Edge cases to watch for

  • Same name, different people: Two accounts can have the same name but no shared emails. They must remain separate. Union-find handles this naturally because it merges by email overlap, not by name.
  • One account with many emails: A single account with hundreds of emails and no overlaps with others. No unions happen. The account passes through unchanged (just sorted).
  • Long chain of merges: Account 0 shares an email with account 1, account 1 shares a different email with account 2, account 2 shares yet another email with account 3. All four accounts merge into one component through transitive unions.
  • All accounts merge into one: Every account shares at least one email with another. The entire input collapses to a single merged account.
  • Single account: Only one account in the input. Return it with sorted emails.

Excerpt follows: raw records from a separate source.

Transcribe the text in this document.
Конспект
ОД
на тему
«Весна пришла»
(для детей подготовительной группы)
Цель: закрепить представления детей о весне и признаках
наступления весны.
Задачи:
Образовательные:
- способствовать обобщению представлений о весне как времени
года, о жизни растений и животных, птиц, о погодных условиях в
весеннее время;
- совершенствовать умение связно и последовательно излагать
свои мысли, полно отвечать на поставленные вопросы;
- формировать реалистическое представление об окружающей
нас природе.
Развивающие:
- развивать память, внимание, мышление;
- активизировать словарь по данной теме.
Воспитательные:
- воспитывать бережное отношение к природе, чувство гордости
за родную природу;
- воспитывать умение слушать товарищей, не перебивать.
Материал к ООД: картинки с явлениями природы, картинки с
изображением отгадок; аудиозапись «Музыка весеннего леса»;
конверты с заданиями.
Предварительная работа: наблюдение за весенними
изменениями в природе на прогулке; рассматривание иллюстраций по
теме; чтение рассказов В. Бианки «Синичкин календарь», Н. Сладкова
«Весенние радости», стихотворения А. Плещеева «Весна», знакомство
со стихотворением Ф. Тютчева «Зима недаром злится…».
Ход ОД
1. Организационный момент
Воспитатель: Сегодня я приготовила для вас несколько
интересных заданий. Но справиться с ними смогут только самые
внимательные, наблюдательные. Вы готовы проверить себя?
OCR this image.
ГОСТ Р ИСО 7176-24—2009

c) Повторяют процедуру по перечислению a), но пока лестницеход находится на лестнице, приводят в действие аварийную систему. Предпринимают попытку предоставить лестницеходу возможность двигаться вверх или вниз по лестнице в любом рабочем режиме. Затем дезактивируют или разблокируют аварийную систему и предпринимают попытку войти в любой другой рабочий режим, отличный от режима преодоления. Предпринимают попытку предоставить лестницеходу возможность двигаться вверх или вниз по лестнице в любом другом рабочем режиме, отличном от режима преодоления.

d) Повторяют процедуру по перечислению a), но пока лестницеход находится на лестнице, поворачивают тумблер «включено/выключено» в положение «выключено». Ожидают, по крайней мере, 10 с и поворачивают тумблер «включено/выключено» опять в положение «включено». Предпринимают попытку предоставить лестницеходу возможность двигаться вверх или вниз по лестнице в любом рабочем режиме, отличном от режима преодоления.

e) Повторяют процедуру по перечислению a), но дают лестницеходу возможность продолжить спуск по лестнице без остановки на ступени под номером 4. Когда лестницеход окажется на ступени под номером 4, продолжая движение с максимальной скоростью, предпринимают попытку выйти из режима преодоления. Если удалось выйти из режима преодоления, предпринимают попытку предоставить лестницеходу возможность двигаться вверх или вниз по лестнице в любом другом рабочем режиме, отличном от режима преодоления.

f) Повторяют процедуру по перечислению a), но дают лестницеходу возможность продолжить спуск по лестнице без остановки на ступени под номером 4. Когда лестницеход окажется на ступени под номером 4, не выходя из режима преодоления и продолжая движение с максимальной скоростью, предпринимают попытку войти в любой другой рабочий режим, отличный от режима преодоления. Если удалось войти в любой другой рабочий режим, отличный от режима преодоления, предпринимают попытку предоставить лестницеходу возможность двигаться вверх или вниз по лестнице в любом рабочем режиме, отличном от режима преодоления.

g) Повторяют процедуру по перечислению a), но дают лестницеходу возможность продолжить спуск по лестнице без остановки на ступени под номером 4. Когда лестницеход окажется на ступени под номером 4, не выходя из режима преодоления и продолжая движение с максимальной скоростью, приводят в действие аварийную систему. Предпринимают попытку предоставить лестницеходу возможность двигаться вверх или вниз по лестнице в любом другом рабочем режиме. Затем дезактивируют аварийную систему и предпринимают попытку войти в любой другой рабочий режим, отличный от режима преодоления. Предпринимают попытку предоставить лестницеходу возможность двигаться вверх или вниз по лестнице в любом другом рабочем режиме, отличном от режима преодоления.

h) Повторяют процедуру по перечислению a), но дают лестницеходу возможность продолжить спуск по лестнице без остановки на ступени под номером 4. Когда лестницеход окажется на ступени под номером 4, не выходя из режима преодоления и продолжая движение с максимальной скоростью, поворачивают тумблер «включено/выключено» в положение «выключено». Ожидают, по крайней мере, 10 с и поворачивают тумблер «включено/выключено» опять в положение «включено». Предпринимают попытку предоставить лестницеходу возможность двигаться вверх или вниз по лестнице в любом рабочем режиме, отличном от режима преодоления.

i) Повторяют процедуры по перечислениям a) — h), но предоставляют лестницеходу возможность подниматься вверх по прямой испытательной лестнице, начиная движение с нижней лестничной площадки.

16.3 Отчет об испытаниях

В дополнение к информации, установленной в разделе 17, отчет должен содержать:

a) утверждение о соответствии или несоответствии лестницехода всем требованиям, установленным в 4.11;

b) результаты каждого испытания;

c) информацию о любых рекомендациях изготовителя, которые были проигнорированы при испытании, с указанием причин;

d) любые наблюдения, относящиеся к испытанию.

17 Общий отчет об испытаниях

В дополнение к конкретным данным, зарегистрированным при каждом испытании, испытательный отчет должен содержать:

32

From understanding to recall

You have seen how union-find turns a messy "merge accounts by shared emails" problem into a clean connected-components algorithm. The email-to-index map is the bridge between the string world and the integer-indexed union-find. The grouping and sorting at the end is mechanical.

But writing this from scratch under time pressure is different from reading it. The details that trip people up: initializing the union-find with len(accounts), mapping emails to account indices (not to each other), calling find during the grouping phase, and remembering to sort each group before prepending the name. Spaced repetition drills these details until they are automatic. You practice writing the union-find template, the email mapping loop, and the grouping logic from memory. After a few rounds, you can produce the full solution without hesitation.